Helping Young People Find Their Way In A Changing Job Market
By Kumar Garg
What to study, whether to go to college, and which career to pursue – young adults today are being asked to make some of the biggest decisions of their lives just as artificial intelligence is reshaping both education and the workforce. A recent report, The Broken Marketplace, found that over 40 percent of young people say the education system and employment resources fail to provide them with the guidance they need to make smart decisions about school and careers.
As AI changes which jobs exist, which skills matter, and how people prepare for them, it’s time to rethink how students get career advice. Career navigation platforms built on relevant, real-world data and human insight can help guide young people toward real, attainable, and rewarding careers.
As of yet, such platforms don’t exist. But they’re coming.
With support by the Schultz Family Foundation, Renaissance Philanthropy launched CareerNet, an effort to create curated datasets in three high-growth career fields: healthcare, computer science, and reskilling.
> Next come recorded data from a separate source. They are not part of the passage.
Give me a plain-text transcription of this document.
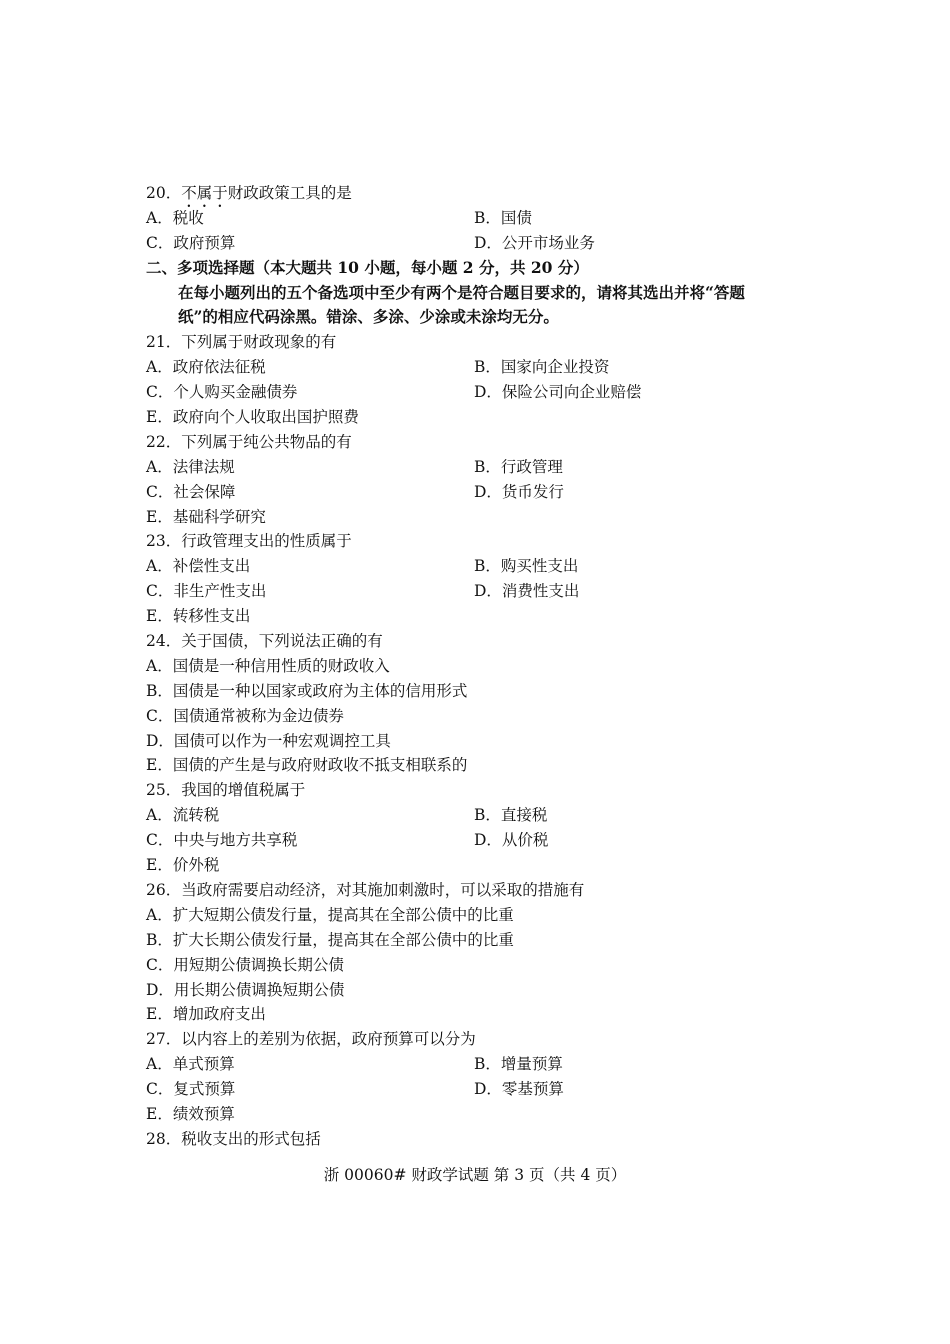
20．不属于财政政策工具的是
A．税收	B．国债
C．政府预算	D．公开市场业务
二、多项选择题（本大题共 10 小题，每小题 2 分，共 20 分）
在每小题列出的五个备选项中至少有两个是符合题目要求的，请将其选出并将“答题
纸”的相应代码涂黑。错涂、多涂、少涂或未涂均无分。
21．下列属于财政现象的有
A．政府依法征税	B．国家向企业投资
C．个人购买金融债券	D．保险公司向企业赔偿
E．政府向个人收取出国护照费
22．下列属于纯公共物品的有
A．法律法规	B．行政管理
C．社会保障	D．货币发行
E．基础科学研究
23．行政管理支出的性质属于
A．补偿性支出	B．购买性支出
C．非生产性支出	D．消费性支出
E．转移性支出
24．关于国债，下列说法正确的有
A．国债是一种信用性质的财政收入
B．国债是一种以国家或政府为主体的信用形式
C．国债通常被称为金边债券
D．国债可以作为一种宏观调控工具
E．国债的产生是与政府财政收不抵支相联系的
25．我国的增值税属于
A．流转税	B．直接税
C．中央与地方共享税	D．从价税
E．价外税
26．当政府需要启动经济，对其施加刺激时，可以采取的措施有
A．扩大短期公债发行量，提高其在全部公债中的比重
B．扩大长期公债发行量，提高其在全部公债中的比重
C．用短期公债调换长期公债
D．用长期公债调换短期公债
E．增加政府支出
27．以内容上的差别为依据，政府预算可以分为
A．单式预算	B．增量预算
C．复式预算	D．零基预算
E．绩效预算
28．税收支出的形式包括
浙 00060# 财政学试题 第 3 页（共 4 页）
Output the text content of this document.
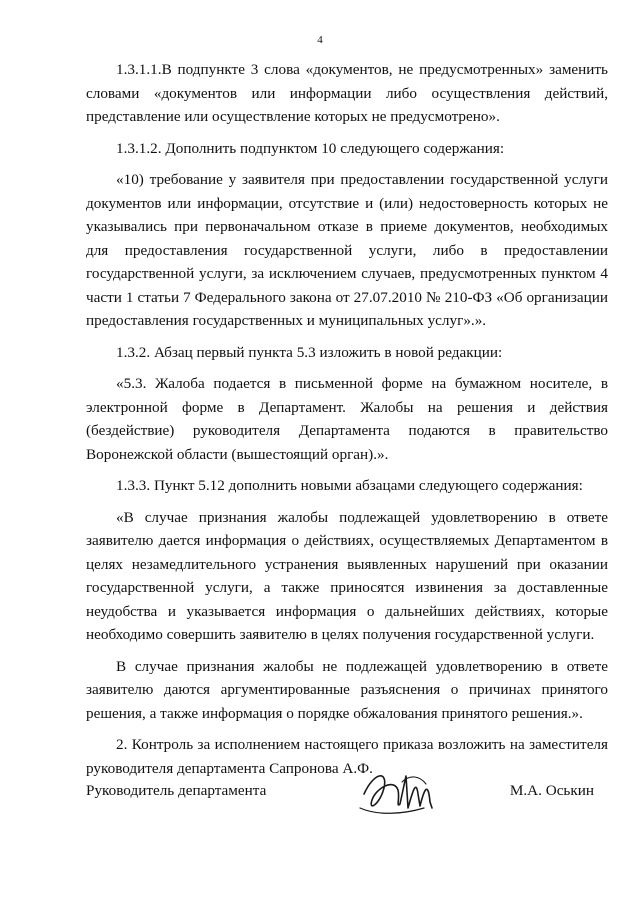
4

1.3.1.1.В подпункте 3 слова «документов, не предусмотренных» заменить словами «документов или информации либо осуществления действий, представление или осуществление которых не предусмотрено».

1.3.1.2. Дополнить подпунктом 10 следующего содержания:

«10) требование у заявителя при предоставлении государственной услуги документов или информации, отсутствие и (или) недостоверность которых не указывались при первоначальном отказе в приеме документов, необходимых для предоставления государственной услуги, либо в предоставлении государственной услуги, за исключением случаев, предусмотренных пунктом 4 части 1 статьи 7 Федерального закона от 27.07.2010 № 210-ФЗ «Об организации предоставления государственных и муниципальных услуг».».

1.3.2. Абзац первый пункта 5.3 изложить в новой редакции:

«5.3. Жалоба подается в письменной форме на бумажном носителе, в электронной форме в Департамент. Жалобы на решения и действия (бездействие) руководителя Департамента подаются в правительство Воронежской области (вышестоящий орган).».

1.3.3. Пункт 5.12 дополнить новыми абзацами следующего содержания:

«В случае признания жалобы подлежащей удовлетворению в ответе заявителю дается информация о действиях, осуществляемых Департаментом в целях незамедлительного устранения выявленных нарушений при оказании государственной услуги, а также приносятся извинения за доставленные неудобства и указывается информация о дальнейших действиях, которые необходимо совершить заявителю в целях получения государственной услуги.

В случае признания жалобы не подлежащей удовлетворению в ответе заявителю даются аргументированные разъяснения о причинах принятого решения, а также информация о порядке обжалования принятого решения.».

2. Контроль за исполнением настоящего приказа возложить на заместителя руководителя департамента Сапронова А.Ф.

Руководитель департамента	М.А. Оськин
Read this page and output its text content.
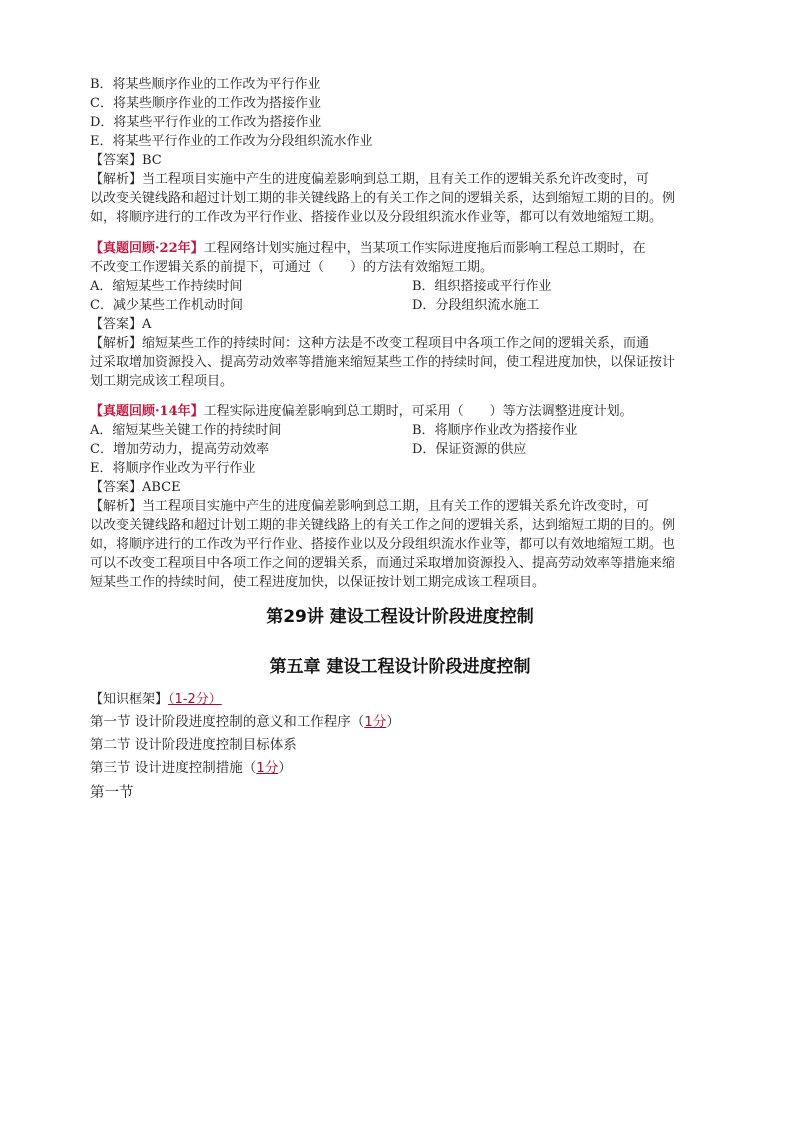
B．将某些顺序作业的工作改为平行作业
C．将某些顺序作业的工作改为搭接作业
D．将某些平行作业的工作改为搭接作业
E．将某些平行作业的工作改为分段组织流水作业
【答案】BC
【解析】当工程项目实施中产生的进度偏差影响到总工期，且有关工作的逻辑关系允许改变时，可
以改变关键线路和超过计划工期的非关键线路上的有关工作之间的逻辑关系，达到缩短工期的目的。例
如，将顺序进行的工作改为平行作业、搭接作业以及分段组织流水作业等，都可以有效地缩短工期。
【真题回顾·22年】工程网络计划实施过程中，当某项工作实际进度拖后而影响工程总工期时，在
不改变工作逻辑关系的前提下，可通过（　　）的方法有效缩短工期。
A．缩短某些工作持续时间	B．组织搭接或平行作业
C．减少某些工作机动时间	D．分段组织流水施工
【答案】A
【解析】缩短某些工作的持续时间：这种方法是不改变工程项目中各项工作之间的逻辑关系，而通
过采取增加资源投入、提高劳动效率等措施来缩短某些工作的持续时间，使工程进度加快，以保证按计
划工期完成该工程项目。
【真题回顾·14年】工程实际进度偏差影响到总工期时，可采用（　　）等方法调整进度计划。
A．缩短某些关键工作的持续时间	B．将顺序作业改为搭接作业
C．增加劳动力，提高劳动效率	D．保证资源的供应
E．将顺序作业改为平行作业
【答案】ABCE
【解析】当工程项目实施中产生的进度偏差影响到总工期，且有关工作的逻辑关系允许改变时，可
以改变关键线路和超过计划工期的非关键线路上的有关工作之间的逻辑关系，达到缩短工期的目的。例
如，将顺序进行的工作改为平行作业、搭接作业以及分段组织流水作业等，都可以有效地缩短工期。也
可以不改变工程项目中各项工作之间的逻辑关系，而通过采取增加资源投入、提高劳动效率等措施来缩
短某些工作的持续时间，使工程进度加快，以保证按计划工期完成该工程项目。
第29讲 建设工程设计阶段进度控制
第五章 建设工程设计阶段进度控制
【知识框架】（1-2分）
第一节 设计阶段进度控制的意义和工作程序（1分）
第二节 设计阶段进度控制目标体系
第三节 设计进度控制措施（1分）
第一节
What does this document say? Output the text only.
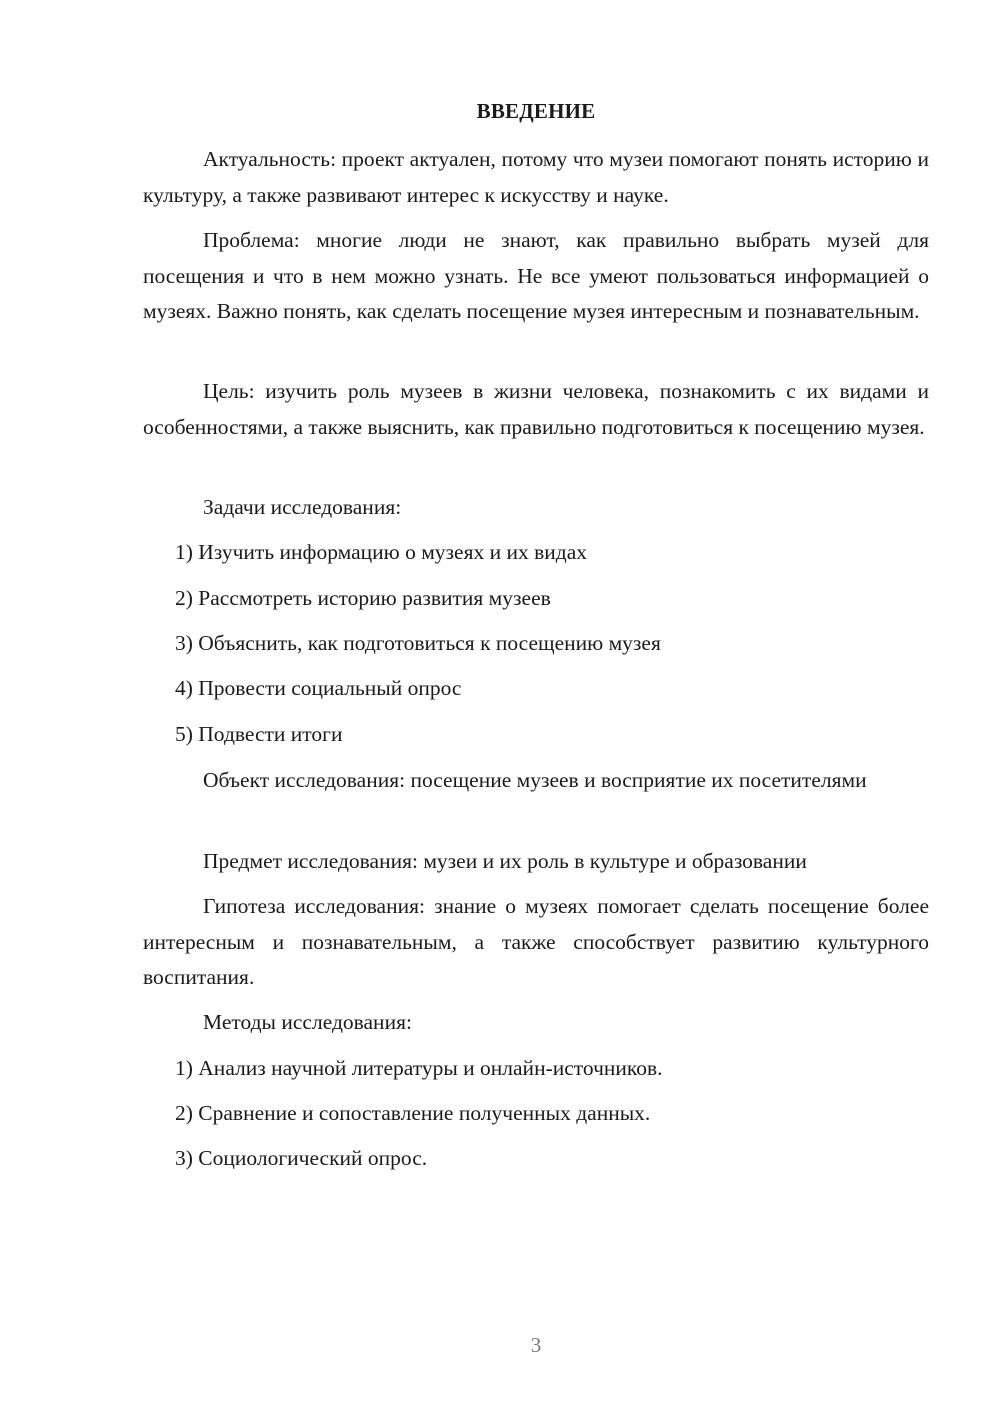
ВВЕДЕНИЕ
Актуальность: проект актуален, потому что музеи помогают понять историю и культуру, а также развивают интерес к искусству и науке.
Проблема: многие люди не знают, как правильно выбрать музей для посещения и что в нем можно узнать. Не все умеют пользоваться информацией о музеях. Важно понять, как сделать посещение музея интересным и познавательным.
Цель: изучить роль музеев в жизни человека, познакомить с их видами и особенностями, а также выяснить, как правильно подготовиться к посещению музея.
Задачи исследования:
1) Изучить информацию о музеях и их видах
2) Рассмотреть историю развития музеев
3) Объяснить, как подготовиться к посещению музея
4) Провести социальный опрос
5) Подвести итоги
Объект исследования: посещение музеев и восприятие их посетителями
Предмет исследования: музеи и их роль в культуре и образовании
Гипотеза исследования: знание о музеях помогает сделать посещение более интересным и познавательным, а также способствует развитию культурного воспитания.
Методы исследования:
1) Анализ научной литературы и онлайн-источников.
2) Сравнение и сопоставление полученных данных.
3) Социологический опрос.
3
The data comes from CareerVillage, which crowdsources answers to thousands of questions about almost every career imaginable, and supported by The Learning Agency.
In early 2026, curated and annotated versions of CareerVillage’s datasets will be made publicly available so that developers can create a new generation of AI-powered career navigation tools. By learning from thousands of real questions and authentic experiences, AI systems trained on these datasets can better help young people find relevant, trustworthy, and inclusive answers to their career questions. (More on the CareerNet data sets here, and reach out to ulrich@renphil.org with any questions.)
This is a crucial step toward closing the guidance gap. When AI systems are built on open, high-quality data rather than opaque algorithms, they can serve as public goods by helping every learner trying to chart a path for success in the modern economy.
The need for datasets like those coming from CareerNet is growing, because AI’s impact on the labor market is unmistakable. OpenAI – the company behind ChatGPT recently ran a benchmark test where human experts and AI systems were asked to complete complex, specific tasks, like drafting a legal brief, an engineering blueprint, or a nursing care plan. The test found that while humans out performed AI, the gap between people and machines is closing fast.
In fields like software engineering and customer service, that gap has already gone, particularly in entry-level positions where many young workers begin their careers. The World Economic Forum recently reported 40 percent of employers said they expect to reduce their workforce where AI can automate tasks. Across the economy, nearly 50 million U.S. jobs could be reshaped in the coming years, according to a report in Harvard Business Review.
This wave of automation and augmentation is disrupting job ladders and employer expectations. “Safe” or “stable” career paths may be a thing of the past. The jobs that once built middle-class security may not look the same a decade from now, and entirely new careers are emerging faster than schools, parents, or counselors can track.
Yet our system for helping young people navigate these choices remains largely static. According to a recent Gallup poll, 40 percent of high school students give their schools mediocre or failing grades in career guidance, and nearly as many parents agree. The same survey found that 83 percent of parents still expect their children to go to college, showing that cultural expectations haven’t caught up with economic reality. Many students feel pressure to pursue degrees even when the path forward is unclear or the return on investment uncertain.
Just as AI is reshaping the job market and career trajectories, it may also help young people find answers. Artificial intelligence can analyze massive datasets, from labor market analytics to firsthand career advice, to deliver guidance that is personal, accurate, and equitable. Instead of static career assessments or one-size-fits-all counseling, AI systems can help every student see realistic pathways tailored to their goals, abilities, and circumstances.
The U.S. cannot afford a generation of students guessing their way through a shifting job landscape. Without better tools, millions risk spending years and tuition dollars preparing for roles that may disappear, or missing out on fast-growing fields because they are unaware of the opportunities.
The same technologies that are disrupting the labor market can also make career advising smarter, more personalized, and more equitable. As AI reshapes the nature of work itself, it should also redefine how young people prepare for their careers.